More than half of Indiana Medicaid enrollees miss payment required under reform plan

More than half the low-income people who qualified for Indiana’s alternative Medicaid program failed to make a monthly payment required for the top tier of service — a key feature of the program Vice President Mike Pence insisted on as a condition to expanding the health care program when he was Indiana’s governor (Source: “More than half of Indiana's alternative Medicaid recipients didn't make payment required for top service,” Indianapolis Star, May 8, 2017).

That's according to a new evaluation of the Healthy Indiana Plan, a program designed by Indiana health care consultant Seema Verma, who — as the new administrator for the Centers for Medicare and Medicaid Services — can now grant other states permission to impose similar monthly fees. Ohio has pursued a similar plan, also designed by Verma, for its Medicaid program.
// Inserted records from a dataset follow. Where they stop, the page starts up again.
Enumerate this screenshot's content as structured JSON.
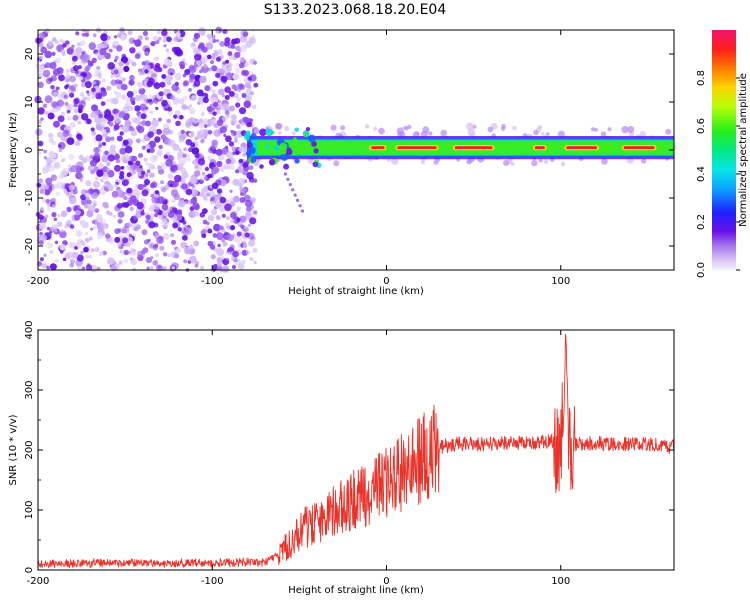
{
  "title": "S133.2023.068.18.20.E04",
  "chart_data": [
    {
      "type": "heatmap",
      "xlabel": "Height of straight line (km)",
      "ylabel": "Frequency (Hz)",
      "xlim": [
        -200,
        165
      ],
      "ylim": [
        -25,
        25
      ],
      "x_ticks": [
        -200,
        -100,
        0,
        100
      ],
      "x_tick_labels": [
        "-200",
        "-100",
        "0",
        "100"
      ],
      "y_ticks": [
        -20,
        -10,
        0,
        10,
        20
      ],
      "y_tick_labels": [
        "-20",
        "-10",
        "0",
        "10",
        "20"
      ],
      "colorbar": {
        "label": "Normalized spectral amplitude",
        "range": [
          0,
          1
        ],
        "ticks": [
          0,
          0.2,
          0.4,
          0.6,
          0.8
        ],
        "tick_labels": [
          "0.0",
          "0.2",
          "0.4",
          "0.6",
          "0.8"
        ]
      },
      "regions": [
        {
          "name": "noise",
          "x_range": [
            -200,
            -75
          ],
          "f_range": [
            -25,
            25
          ],
          "amplitude": 0.15
        },
        {
          "name": "signal-band",
          "x_range": [
            -80,
            165
          ],
          "f_range": [
            -1.5,
            2.5
          ],
          "amplitude": 0.9
        }
      ]
    },
    {
      "type": "line",
      "xlabel": "Height of straight line (km)",
      "ylabel": "SNR (10 * v/v)",
      "xlim": [
        -200,
        165
      ],
      "ylim": [
        0,
        400
      ],
      "x_ticks": [
        -200,
        -100,
        0,
        100
      ],
      "x_tick_labels": [
        "-200",
        "-100",
        "0",
        "100"
      ],
      "y_ticks": [
        0,
        100,
        200,
        300,
        400
      ],
      "y_tick_labels": [
        "0",
        "100",
        "200",
        "300",
        "400"
      ],
      "series": [
        {
          "name": "SNR",
          "color": "#e8322a",
          "x": [
            -200,
            -160,
            -120,
            -90,
            -70,
            -62,
            -55,
            -48,
            -40,
            -30,
            -20,
            -10,
            0,
            10,
            20,
            30,
            40,
            60,
            80,
            95,
            100,
            103,
            105,
            110,
            130,
            150,
            165
          ],
          "y": [
            10,
            12,
            11,
            12,
            13,
            25,
            45,
            70,
            80,
            100,
            115,
            125,
            145,
            165,
            185,
            205,
            210,
            210,
            212,
            215,
            200,
            340,
            200,
            212,
            210,
            210,
            205
          ]
        }
      ]
    }
  ]
}
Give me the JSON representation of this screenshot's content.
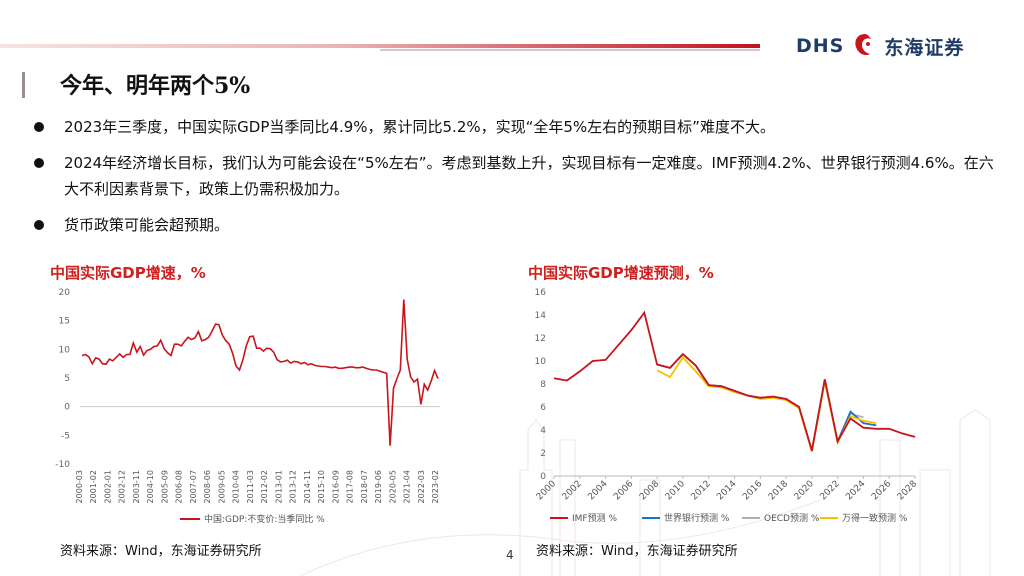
{
  "header": {
    "logo_latin": "DHS",
    "logo_cn": "东海证券"
  },
  "title": "今年、明年两个5%",
  "bullets": [
    "2023年三季度，中国实际GDP当季同比4.9%，累计同比5.2%，实现“全年5%左右的预期目标”难度不大。",
    "2024年经济增长目标，我们认为可能会设在“5%左右”。考虑到基数上升，实现目标有一定难度。IMF预测4.2%、世界银行预测4.6%。在六大不利因素背景下，政策上仍需积极加力。",
    "货币政策可能会超预期。"
  ],
  "left_chart_title": "中国实际GDP增速，%",
  "right_chart_title": "中国实际GDP增速预测，%",
  "source_left": "资料来源：Wind，东海证券研究所",
  "source_right": "资料来源：Wind，东海证券研究所",
  "page_number": "4",
  "chart_data": [
    {
      "type": "line",
      "title": "中国实际GDP增速，%",
      "ylim": [
        -10,
        20
      ],
      "yticks": [
        "20",
        "15",
        "10",
        "5",
        "0",
        "-5",
        "-10"
      ],
      "xtick_labels": [
        "2000-03",
        "2001-02",
        "2002-01",
        "2002-12",
        "2003-11",
        "2004-10",
        "2005-09",
        "2006-08",
        "2007-07",
        "2008-06",
        "2009-05",
        "2010-04",
        "2011-03",
        "2012-02",
        "2013-01",
        "2013-12",
        "2014-11",
        "2015-10",
        "2016-09",
        "2017-08",
        "2018-07",
        "2019-06",
        "2020-05",
        "2021-04",
        "2022-03",
        "2023-02"
      ],
      "legend": [
        "中国:GDP:不变价:当季同比 %"
      ],
      "color": "#c8151d",
      "series": [
        {
          "name": "中国:GDP:不变价:当季同比 %",
          "values": [
            8.9,
            9.1,
            8.7,
            7.5,
            8.5,
            8.3,
            7.5,
            7.4,
            8.3,
            8.0,
            8.6,
            9.2,
            8.6,
            9.1,
            9.1,
            11.1,
            9.5,
            10.5,
            9.0,
            9.8,
            10.0,
            10.5,
            10.6,
            11.6,
            10.1,
            9.4,
            8.9,
            10.9,
            10.9,
            10.6,
            11.4,
            12.1,
            11.7,
            12.0,
            13.1,
            11.5,
            11.7,
            12.1,
            13.2,
            14.4,
            14.3,
            12.5,
            11.5,
            10.9,
            9.3,
            7.1,
            6.4,
            8.2,
            10.6,
            12.2,
            12.3,
            10.2,
            10.2,
            9.7,
            10.2,
            10.1,
            9.5,
            8.2,
            7.8,
            7.9,
            8.1,
            7.6,
            7.9,
            7.8,
            7.5,
            7.7,
            7.3,
            7.5,
            7.2,
            7.1,
            7.0,
            7.0,
            6.9,
            6.8,
            6.9,
            6.7,
            6.7,
            6.8,
            6.9,
            6.9,
            6.8,
            6.8,
            6.9,
            6.7,
            6.5,
            6.4,
            6.4,
            6.2,
            6.0,
            5.8,
            -6.8,
            3.2,
            4.9,
            6.4,
            18.7,
            8.3,
            5.2,
            4.3,
            4.8,
            0.4,
            3.9,
            2.9,
            4.5,
            6.3,
            4.9
          ]
        }
      ]
    },
    {
      "type": "line",
      "title": "中国实际GDP增速预测，%",
      "ylim": [
        0,
        16
      ],
      "yticks": [
        "16",
        "14",
        "12",
        "10",
        "8",
        "6",
        "4",
        "2",
        "0"
      ],
      "x_range": [
        2000,
        2028
      ],
      "xtick_labels": [
        "2000",
        "2002",
        "2004",
        "2006",
        "2008",
        "2010",
        "2012",
        "2014",
        "2016",
        "2018",
        "2020",
        "2022",
        "2024",
        "2026",
        "2028"
      ],
      "series": [
        {
          "name": "IMF预测 %",
          "color": "#c8151d",
          "x": [
            2000,
            2001,
            2002,
            2003,
            2004,
            2005,
            2006,
            2007,
            2008,
            2009,
            2010,
            2011,
            2012,
            2013,
            2014,
            2015,
            2016,
            2017,
            2018,
            2019,
            2020,
            2021,
            2022,
            2023,
            2024,
            2025,
            2026,
            2027,
            2028
          ],
          "values": [
            8.5,
            8.3,
            9.1,
            10.0,
            10.1,
            11.4,
            12.7,
            14.2,
            9.7,
            9.4,
            10.6,
            9.6,
            7.9,
            7.8,
            7.4,
            7.0,
            6.8,
            6.9,
            6.7,
            6.0,
            2.2,
            8.4,
            3.0,
            5.0,
            4.2,
            4.1,
            4.1,
            3.7,
            3.4
          ]
        },
        {
          "name": "世界银行预测 %",
          "color": "#1f6fc8",
          "x": [
            2008,
            2009,
            2010,
            2011,
            2012,
            2013,
            2014,
            2015,
            2016,
            2017,
            2018,
            2019,
            2020,
            2021,
            2022,
            2023,
            2024,
            2025
          ],
          "values": [
            9.7,
            9.4,
            10.6,
            9.6,
            7.9,
            7.8,
            7.4,
            7.0,
            6.8,
            6.9,
            6.7,
            6.0,
            2.2,
            8.4,
            3.0,
            5.6,
            4.6,
            4.4
          ]
        },
        {
          "name": "OECD预测 %",
          "color": "#b0b0b0",
          "x": [
            2008,
            2009,
            2010,
            2011,
            2012,
            2013,
            2014,
            2015,
            2016,
            2017,
            2018,
            2019,
            2020,
            2021,
            2022,
            2023,
            2024
          ],
          "values": [
            9.7,
            9.4,
            10.6,
            9.6,
            7.9,
            7.8,
            7.4,
            7.0,
            6.8,
            6.9,
            6.7,
            6.0,
            2.2,
            8.4,
            3.0,
            5.4,
            5.1
          ]
        },
        {
          "name": "万得一致预测 %",
          "color": "#f2c200",
          "x": [
            2008,
            2009,
            2010,
            2011,
            2012,
            2013,
            2014,
            2015,
            2016,
            2017,
            2018,
            2019,
            2020,
            2021,
            2022,
            2023,
            2024,
            2025
          ],
          "values": [
            9.2,
            8.6,
            10.3,
            9.1,
            7.8,
            7.7,
            7.3,
            7.0,
            6.7,
            6.8,
            6.6,
            5.9,
            2.1,
            8.2,
            2.9,
            5.2,
            4.8,
            4.6
          ]
        }
      ]
    }
  ]
}
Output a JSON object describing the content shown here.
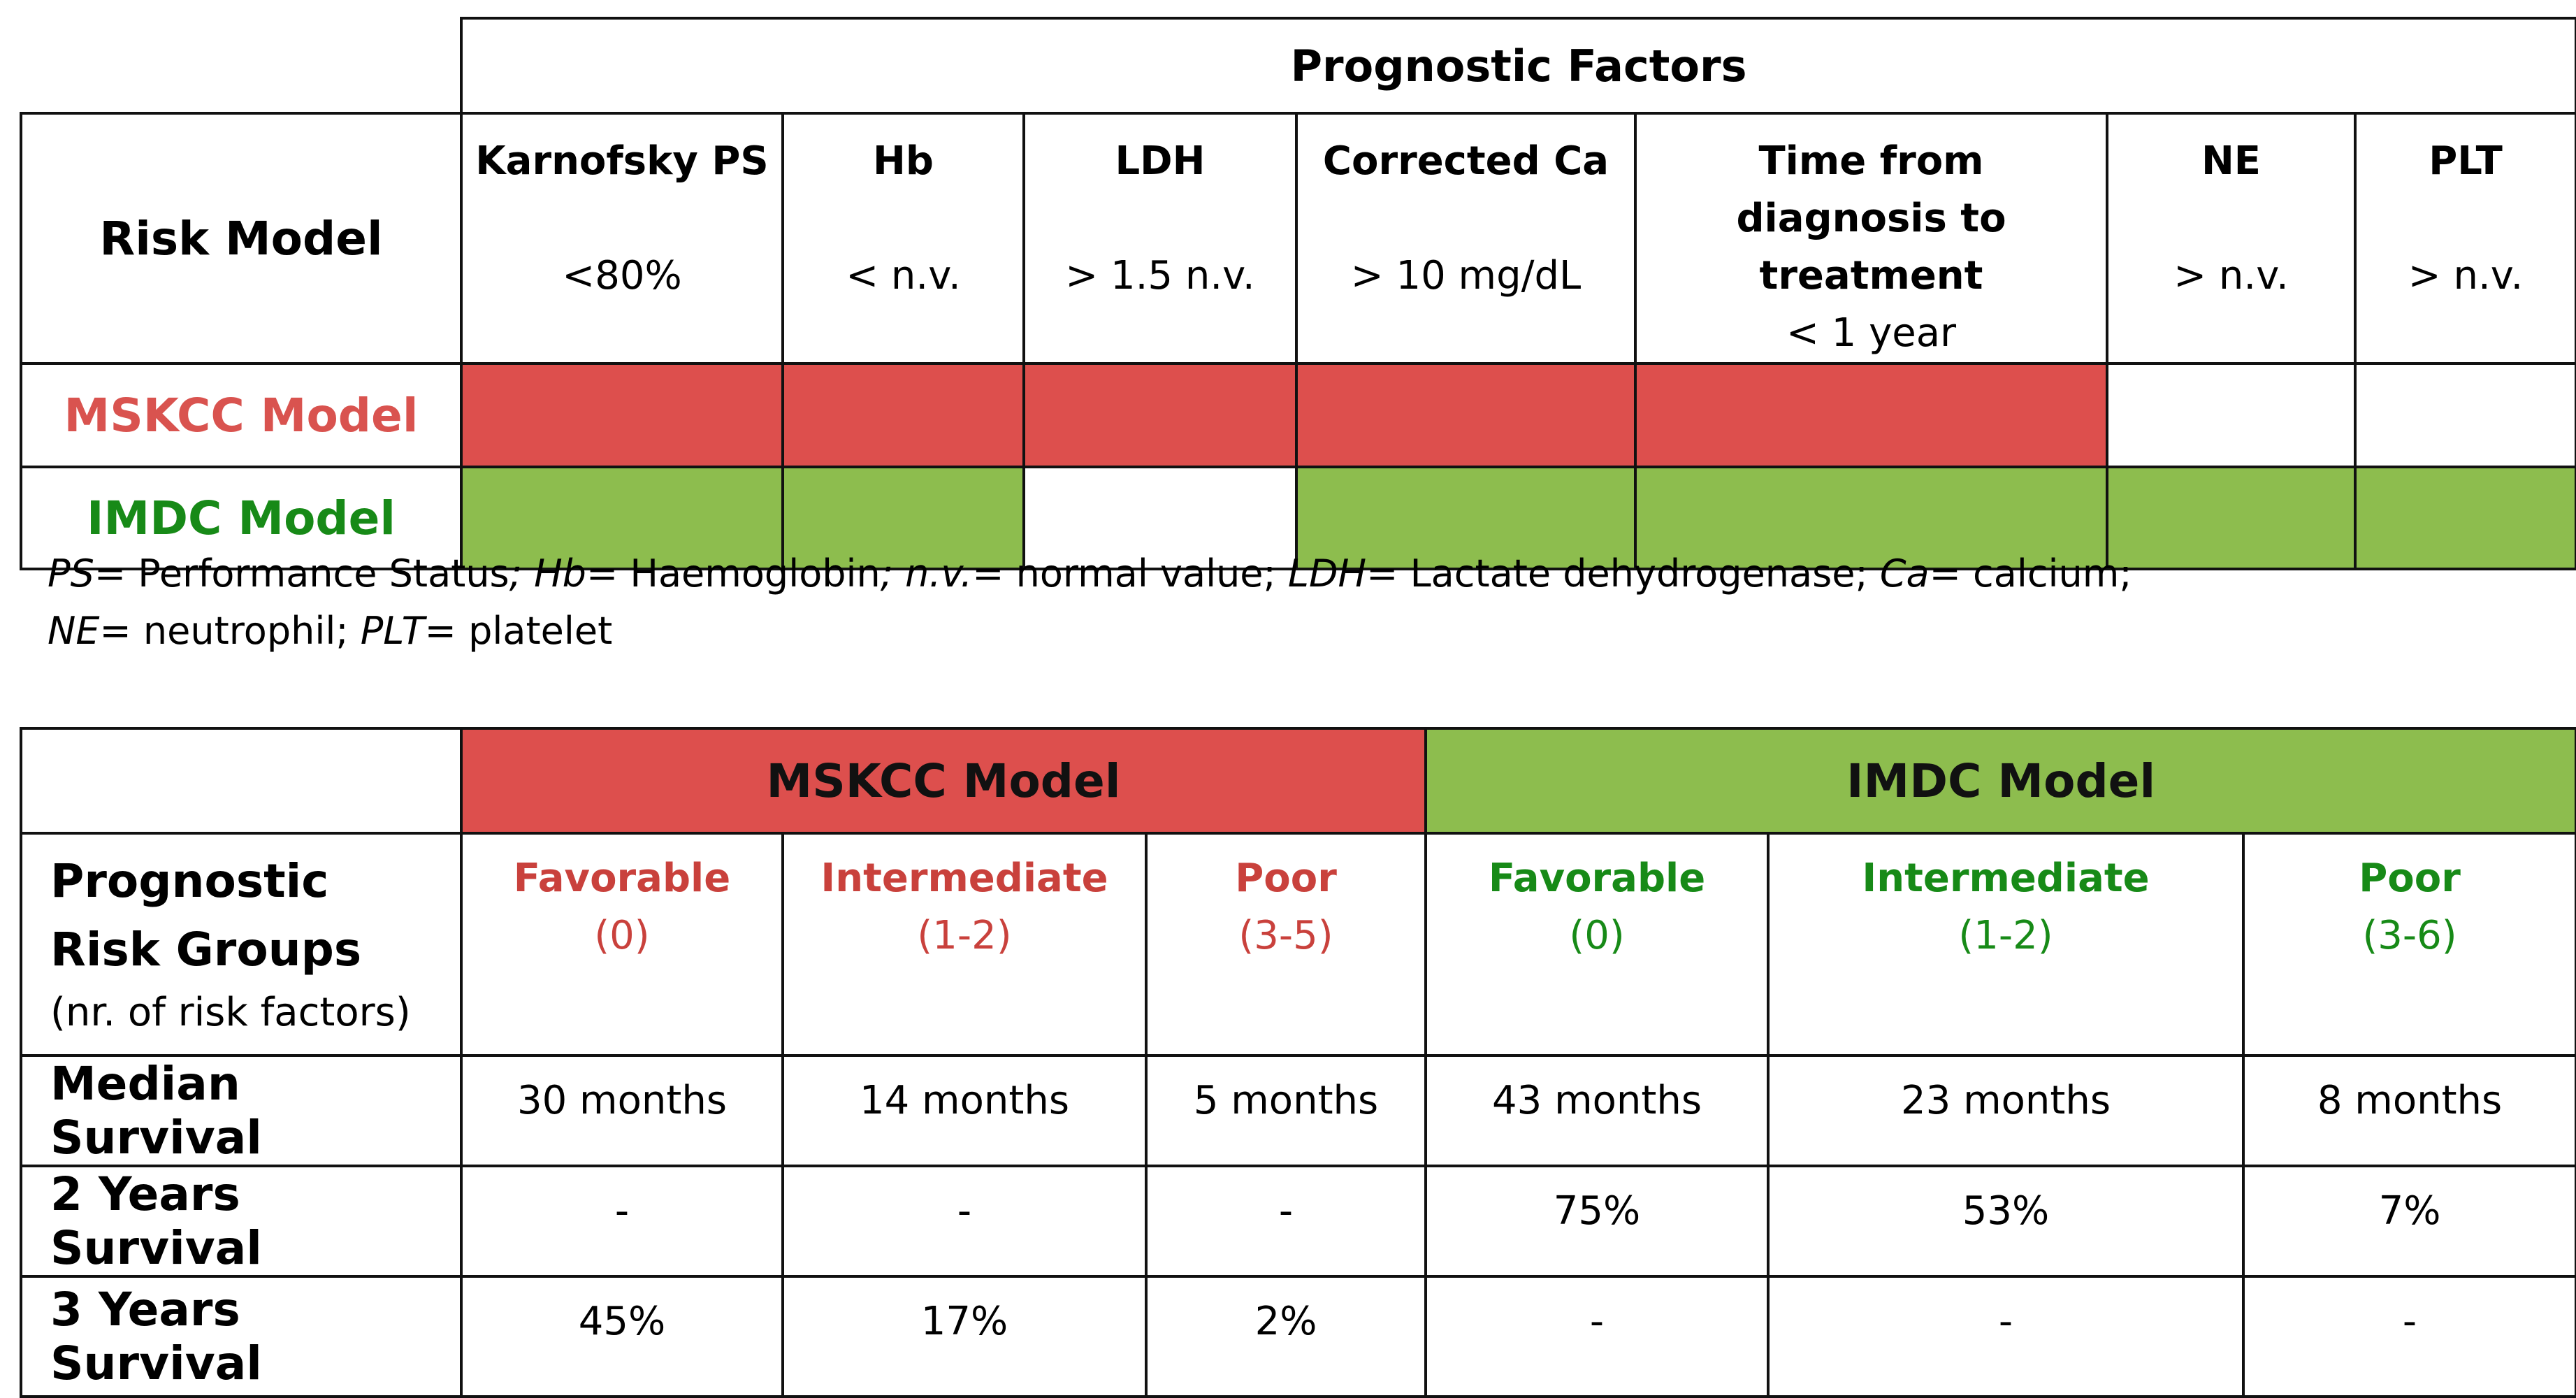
{
  "top_table": {
    "header": "Prognostic Factors",
    "risk_model_label": "Risk Model",
    "factors": [
      {
        "name": "Karnofsky PS",
        "criterion": "<80%"
      },
      {
        "name": "Hb",
        "criterion": "< n.v."
      },
      {
        "name": "LDH",
        "criterion": "> 1.5 n.v."
      },
      {
        "name": "Corrected Ca",
        "criterion": "> 10 mg/dL"
      },
      {
        "name": "Time from diagnosis to treatment",
        "criterion": "< 1 year"
      },
      {
        "name": "NE",
        "criterion": "> n.v."
      },
      {
        "name": "PLT",
        "criterion": "> n.v."
      }
    ],
    "models": [
      {
        "name": "MSKCC Model",
        "color": "#dd4f4d",
        "included": [
          true,
          true,
          true,
          true,
          true,
          false,
          false
        ]
      },
      {
        "name": "IMDC Model",
        "color": "#8dbd4e",
        "included": [
          true,
          true,
          false,
          true,
          true,
          true,
          true
        ]
      }
    ]
  },
  "footnote": {
    "line1": [
      {
        "abbr": "PS",
        "def": "= Performance Status"
      },
      {
        "abbr": "Hb",
        "def": "= Haemoglobin"
      },
      {
        "abbr": "n.v.",
        "def": "= normal value"
      },
      {
        "abbr": "LDH",
        "def": "= Lactate dehydrogenase"
      },
      {
        "abbr": "Ca",
        "def": "= calcium"
      }
    ],
    "line2": [
      {
        "abbr": "NE",
        "def": "= neutrophil"
      },
      {
        "abbr": "PLT",
        "def": "= platelet"
      }
    ]
  },
  "bottom_table": {
    "groups": [
      {
        "name": "MSKCC Model",
        "color": "#dd4f4d"
      },
      {
        "name": "IMDC Model",
        "color": "#8dbd4e"
      }
    ],
    "risk_groups_label": {
      "line1": "Prognostic",
      "line2": "Risk Groups",
      "line3": "(nr. of  risk factors)"
    },
    "risk_groups": [
      {
        "name": "Favorable",
        "count": "(0)",
        "model": "MSKCC"
      },
      {
        "name": "Intermediate",
        "count": "(1-2)",
        "model": "MSKCC"
      },
      {
        "name": "Poor",
        "count": "(3-5)",
        "model": "MSKCC"
      },
      {
        "name": "Favorable",
        "count": "(0)",
        "model": "IMDC"
      },
      {
        "name": "Intermediate",
        "count": "(1-2)",
        "model": "IMDC"
      },
      {
        "name": "Poor",
        "count": "(3-6)",
        "model": "IMDC"
      }
    ],
    "rows": [
      {
        "label": "Median Survival",
        "values": [
          "30 months",
          "14 months",
          "5 months",
          "43 months",
          "23 months",
          "8 months"
        ]
      },
      {
        "label": "2 Years Survival",
        "values": [
          "-",
          "-",
          "-",
          "75%",
          "53%",
          "7%"
        ]
      },
      {
        "label": "3 Years Survival",
        "values": [
          "45%",
          "17%",
          "2%",
          "-",
          "-",
          "-"
        ]
      }
    ]
  }
}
Indiana Medicaid recipients must pay between $1 to $100 a month — depending on their income — to enroll in a higher coverage tier, which comes with dental and vision benefits. The HIP Plus level is the only program available to those above the poverty line, while those below can still qualify for the HIP Basic level.

Of the 590,315 Hoosiers determined eligible for Medicaid during the 22 months after Indiana expanded eligibility, 55 percent either never made the first payment or missed one while on the program. Nearly nine in 10 ended up in the lower-tier plan as a result, according to an evaluation done for the state and submitted to the federal government.